Be mindful of your mental health. You can’t work at it constantly. Between work and uni, you need to allow yourself those stress-free days off so you can produce the best work that you are capable of. I hate to harp on about the most obvious scenario. But as someone who felt bad for taking time off to have fun and as someone who is currently struggling for the motivation to complete this dissertation, just know that you are not alone. It is not uncommon to feel burnt out towards the end of your degree, be it 1 year, 3 years, or more. Just know that you have not come this far to fall at the final hurdle.

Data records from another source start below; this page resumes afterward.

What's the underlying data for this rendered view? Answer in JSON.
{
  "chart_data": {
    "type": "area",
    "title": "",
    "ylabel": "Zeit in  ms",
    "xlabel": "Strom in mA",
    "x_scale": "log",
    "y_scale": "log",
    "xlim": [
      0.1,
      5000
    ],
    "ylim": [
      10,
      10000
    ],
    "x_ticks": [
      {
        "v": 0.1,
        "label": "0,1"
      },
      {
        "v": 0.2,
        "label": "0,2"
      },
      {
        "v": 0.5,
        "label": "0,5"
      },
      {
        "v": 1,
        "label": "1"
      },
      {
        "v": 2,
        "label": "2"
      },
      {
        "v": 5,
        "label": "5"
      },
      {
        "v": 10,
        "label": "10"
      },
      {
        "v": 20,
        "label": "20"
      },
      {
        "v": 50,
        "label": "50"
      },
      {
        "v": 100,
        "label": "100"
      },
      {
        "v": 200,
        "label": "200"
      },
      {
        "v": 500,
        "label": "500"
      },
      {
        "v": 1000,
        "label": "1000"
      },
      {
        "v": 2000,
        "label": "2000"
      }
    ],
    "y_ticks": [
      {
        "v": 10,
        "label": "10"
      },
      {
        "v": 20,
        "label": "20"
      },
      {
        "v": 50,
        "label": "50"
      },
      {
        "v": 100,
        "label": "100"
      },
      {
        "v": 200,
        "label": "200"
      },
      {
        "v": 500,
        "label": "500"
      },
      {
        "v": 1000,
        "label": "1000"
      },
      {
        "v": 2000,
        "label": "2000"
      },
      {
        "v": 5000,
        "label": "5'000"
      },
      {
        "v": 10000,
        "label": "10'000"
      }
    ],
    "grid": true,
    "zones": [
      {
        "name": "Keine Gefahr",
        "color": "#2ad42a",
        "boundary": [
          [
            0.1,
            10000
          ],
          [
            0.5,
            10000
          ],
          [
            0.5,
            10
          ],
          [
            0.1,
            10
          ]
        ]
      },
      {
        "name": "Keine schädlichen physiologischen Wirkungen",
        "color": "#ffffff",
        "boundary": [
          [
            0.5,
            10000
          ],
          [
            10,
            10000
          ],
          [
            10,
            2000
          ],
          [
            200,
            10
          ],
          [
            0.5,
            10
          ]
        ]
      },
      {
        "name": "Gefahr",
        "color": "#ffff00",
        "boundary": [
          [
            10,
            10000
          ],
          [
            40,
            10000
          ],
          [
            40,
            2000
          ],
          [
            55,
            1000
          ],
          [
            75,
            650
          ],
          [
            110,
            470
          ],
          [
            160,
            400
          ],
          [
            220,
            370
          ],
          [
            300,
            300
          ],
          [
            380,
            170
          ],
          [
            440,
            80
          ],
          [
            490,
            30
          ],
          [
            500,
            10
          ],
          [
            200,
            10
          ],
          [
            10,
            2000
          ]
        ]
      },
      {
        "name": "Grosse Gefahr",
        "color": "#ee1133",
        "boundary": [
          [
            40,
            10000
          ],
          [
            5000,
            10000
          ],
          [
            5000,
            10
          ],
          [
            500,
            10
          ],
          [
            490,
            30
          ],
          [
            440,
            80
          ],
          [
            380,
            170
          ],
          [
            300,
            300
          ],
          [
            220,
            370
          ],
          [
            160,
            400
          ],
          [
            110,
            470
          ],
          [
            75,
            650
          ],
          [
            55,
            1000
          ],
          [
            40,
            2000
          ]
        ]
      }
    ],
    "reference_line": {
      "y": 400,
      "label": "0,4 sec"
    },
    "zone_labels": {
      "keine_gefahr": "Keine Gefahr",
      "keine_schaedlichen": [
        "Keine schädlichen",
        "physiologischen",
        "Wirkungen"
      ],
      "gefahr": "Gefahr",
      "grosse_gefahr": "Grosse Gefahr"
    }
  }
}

My biggest motivation was having friends going through the same situation. Meeting up to go the library so none of us bailed. Telling one another to “shut up, we need some quiet time”, putting headphones in so as not to get dragged into another one-hour chat about that dire television show we all watched the other night. As with everything, it’s all about moderation. You are your own worst enemy, but it is you who will pull yourself out of your slump and show your self-doubt that you are both capable and worthy. This isn’t forever and you will relish those days where you have no deadlines to worry about, but trust me, you will also miss them. Do not let these tough times get the better of you and certainly do not let them put you off any possibilities of further education. The motivation will come and you will get there in the end. Carry on doing the things you enjoy and take everything in your stride.
Just keep swimming, you’ve got this.